Wer seine Pflicht zur Teilnahme am Integrationskurs verletzt und Arbeitslosengeld II bezieht, muss mit einer Kürzung seiner Bezüge um 30 Prozent rechnen. Im Wiederholungsfall kann der Abzug auch höher ausfallen. Weitere Maßnahmen sind Bußgelder, die Nichtverlängerung der Aufenthaltserlaubnis und als Ultima Ratio die Ausweisung.

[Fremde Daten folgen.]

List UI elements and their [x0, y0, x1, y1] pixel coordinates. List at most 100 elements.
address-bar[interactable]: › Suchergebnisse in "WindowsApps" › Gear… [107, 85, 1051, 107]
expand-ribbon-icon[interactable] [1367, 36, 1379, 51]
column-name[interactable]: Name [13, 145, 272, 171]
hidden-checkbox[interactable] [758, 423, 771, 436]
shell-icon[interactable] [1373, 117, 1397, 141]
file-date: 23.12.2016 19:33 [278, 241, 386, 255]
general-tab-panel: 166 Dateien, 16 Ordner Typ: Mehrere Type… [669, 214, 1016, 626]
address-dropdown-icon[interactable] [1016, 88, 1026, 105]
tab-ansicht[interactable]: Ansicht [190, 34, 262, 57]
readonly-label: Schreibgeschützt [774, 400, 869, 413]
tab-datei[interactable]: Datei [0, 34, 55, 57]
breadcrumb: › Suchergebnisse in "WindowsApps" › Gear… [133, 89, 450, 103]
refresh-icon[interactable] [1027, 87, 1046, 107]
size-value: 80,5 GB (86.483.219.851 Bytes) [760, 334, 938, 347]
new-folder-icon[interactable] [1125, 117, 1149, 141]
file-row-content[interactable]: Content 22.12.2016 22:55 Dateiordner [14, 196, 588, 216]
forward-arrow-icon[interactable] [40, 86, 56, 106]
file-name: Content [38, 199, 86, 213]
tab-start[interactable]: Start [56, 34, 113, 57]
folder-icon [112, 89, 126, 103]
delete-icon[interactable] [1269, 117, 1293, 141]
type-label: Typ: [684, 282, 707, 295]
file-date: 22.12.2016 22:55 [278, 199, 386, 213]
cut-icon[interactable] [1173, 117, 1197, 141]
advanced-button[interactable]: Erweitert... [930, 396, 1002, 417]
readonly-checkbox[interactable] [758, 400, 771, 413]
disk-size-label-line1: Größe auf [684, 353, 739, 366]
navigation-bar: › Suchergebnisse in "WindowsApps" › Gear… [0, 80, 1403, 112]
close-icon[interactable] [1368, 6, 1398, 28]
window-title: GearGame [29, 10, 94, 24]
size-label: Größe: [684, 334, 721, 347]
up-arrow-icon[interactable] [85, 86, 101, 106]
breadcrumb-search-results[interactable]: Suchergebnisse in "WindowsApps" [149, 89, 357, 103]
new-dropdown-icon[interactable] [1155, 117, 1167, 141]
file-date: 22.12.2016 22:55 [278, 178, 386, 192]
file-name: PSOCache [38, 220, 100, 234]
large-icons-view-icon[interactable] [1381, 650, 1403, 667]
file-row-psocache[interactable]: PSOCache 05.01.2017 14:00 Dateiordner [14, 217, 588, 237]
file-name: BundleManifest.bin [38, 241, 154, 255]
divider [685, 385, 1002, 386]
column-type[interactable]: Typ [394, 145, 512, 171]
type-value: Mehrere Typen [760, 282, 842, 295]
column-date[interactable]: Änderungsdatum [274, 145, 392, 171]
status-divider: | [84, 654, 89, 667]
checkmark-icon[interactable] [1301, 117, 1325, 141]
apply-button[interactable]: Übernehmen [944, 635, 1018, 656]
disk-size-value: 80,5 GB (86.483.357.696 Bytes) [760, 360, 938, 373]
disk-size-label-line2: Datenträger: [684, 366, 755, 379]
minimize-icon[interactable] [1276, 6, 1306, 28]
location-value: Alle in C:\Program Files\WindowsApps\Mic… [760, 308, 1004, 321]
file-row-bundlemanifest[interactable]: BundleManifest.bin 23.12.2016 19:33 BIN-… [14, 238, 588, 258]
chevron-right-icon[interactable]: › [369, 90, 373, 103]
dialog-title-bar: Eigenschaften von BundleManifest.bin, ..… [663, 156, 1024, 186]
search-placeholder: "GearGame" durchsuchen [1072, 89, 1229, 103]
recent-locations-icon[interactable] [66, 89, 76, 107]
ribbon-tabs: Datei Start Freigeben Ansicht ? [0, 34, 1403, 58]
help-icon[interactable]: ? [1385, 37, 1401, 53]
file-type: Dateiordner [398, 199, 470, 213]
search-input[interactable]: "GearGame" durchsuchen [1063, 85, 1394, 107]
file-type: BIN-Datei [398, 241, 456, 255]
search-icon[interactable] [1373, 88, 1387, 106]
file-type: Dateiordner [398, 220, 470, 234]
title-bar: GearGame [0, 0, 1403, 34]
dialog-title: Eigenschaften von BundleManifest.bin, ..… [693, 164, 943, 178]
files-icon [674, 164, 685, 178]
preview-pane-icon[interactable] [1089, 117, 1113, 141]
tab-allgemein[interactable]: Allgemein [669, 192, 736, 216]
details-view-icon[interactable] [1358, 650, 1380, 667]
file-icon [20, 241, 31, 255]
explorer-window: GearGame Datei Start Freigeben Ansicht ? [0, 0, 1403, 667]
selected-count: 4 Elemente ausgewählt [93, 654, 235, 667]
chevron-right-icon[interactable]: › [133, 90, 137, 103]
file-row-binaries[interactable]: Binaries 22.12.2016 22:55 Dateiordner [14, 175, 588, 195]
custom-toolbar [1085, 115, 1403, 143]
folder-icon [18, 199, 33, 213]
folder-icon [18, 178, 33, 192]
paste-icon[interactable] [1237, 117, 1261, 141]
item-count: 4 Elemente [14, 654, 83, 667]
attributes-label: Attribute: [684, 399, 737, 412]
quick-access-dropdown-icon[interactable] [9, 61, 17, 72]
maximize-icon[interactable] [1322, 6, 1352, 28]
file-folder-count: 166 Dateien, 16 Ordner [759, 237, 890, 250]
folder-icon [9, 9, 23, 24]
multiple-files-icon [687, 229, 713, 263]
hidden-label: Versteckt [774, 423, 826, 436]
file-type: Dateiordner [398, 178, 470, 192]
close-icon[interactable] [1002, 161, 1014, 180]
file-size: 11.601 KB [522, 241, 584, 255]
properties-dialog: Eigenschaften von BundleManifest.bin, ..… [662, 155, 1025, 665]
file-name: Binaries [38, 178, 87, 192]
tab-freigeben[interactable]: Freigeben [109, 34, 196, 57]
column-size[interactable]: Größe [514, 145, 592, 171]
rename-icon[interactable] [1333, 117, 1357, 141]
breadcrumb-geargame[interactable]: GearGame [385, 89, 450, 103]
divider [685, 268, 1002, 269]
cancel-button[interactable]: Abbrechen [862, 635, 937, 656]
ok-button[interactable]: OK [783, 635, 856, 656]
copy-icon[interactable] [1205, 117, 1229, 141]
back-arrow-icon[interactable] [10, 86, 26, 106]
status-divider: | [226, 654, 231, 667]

Was kosten die Kurse den Steuerzahler?

Die Bundesregierung wird bis zum Jahresende etwa 945 Millionen Euro für diesen Teil der Integrationsförderung ausgegeben haben. Für die Förderung der 1,1 Millionen Menschen, die dann noch nicht an solchen Kursen teilgenommen haben, werden noch einmal Mittel in etwa gleicher Höhe nötig sein. Ich gehe davon aus, dass der Gesetzgeber diese zur Verfügung stellen wird.

Sie fordern mehr Lehrer mit Migrationshintergrund – warum?

Solche Lehrkräfte werden von Kindern mit Zuwanderungsgeschichte als Vorbilder wahrgenommen. Sie können die Mehrsprachigkeit fördern und dabei helfen, dass Kinder von Einwanderern ein Interesse für unsere Kultur entwickeln.

Laut Bundesinnenministerium wollen sich etwa zehn Prozent der Einwanderer überhaupt nicht integrieren. Sind sie für die deutsche Gesellschaft verloren?

Sie für verloren zu erklären können wir uns nicht leisten. Ich bin davon überzeugt, dass wir noch einen Großteil dieser Einwanderer mit den bestehenden Angeboten und Verpflichtungsmöglichkeiten erreichen können. Studien zeigen, dass letztlich nur ein Anteil von etwa einem Prozent überhaupt nicht erreichbar ist. Um diesen Anteil müssen sich die Sicherheitsbehörden kümmern.

Die deutsche Wirtschaft setzt auf Zuwanderung, um den absehbaren Fachkräftemangel abzudämpfen. Eine berechtigte Hoffnung?

Zunächst sollte man in Deutschland alle Möglichkeiten nutzen, Arbeitslose zu qualifizieren. Für qualifizierte Arbeiter aus Drittstaaten bietet das geltende Aufenthaltsrecht Erleichterungen. Hinzu kommt: 2011 entfallen die Zugangsbeschränkungen für Arbeitskräfte aus Polen, Tschechien und den anderen Staaten, die 2004 der EU beigetreten sind. Dann werden zusätzliche Arbeitskräfte zur Verfügung stehen.

Wie gehen wir mit deren Abschlüssen um?

Die mitgebrachten Abschlüsse müssen in verstärktem Umfang anerkannt und gegebenenfalls durch Nachqualifizierung aufgebessert werden. Gesetzesinitiativen dazu werden voraussichtlich noch in diesem Jahr auf den Weg gebracht.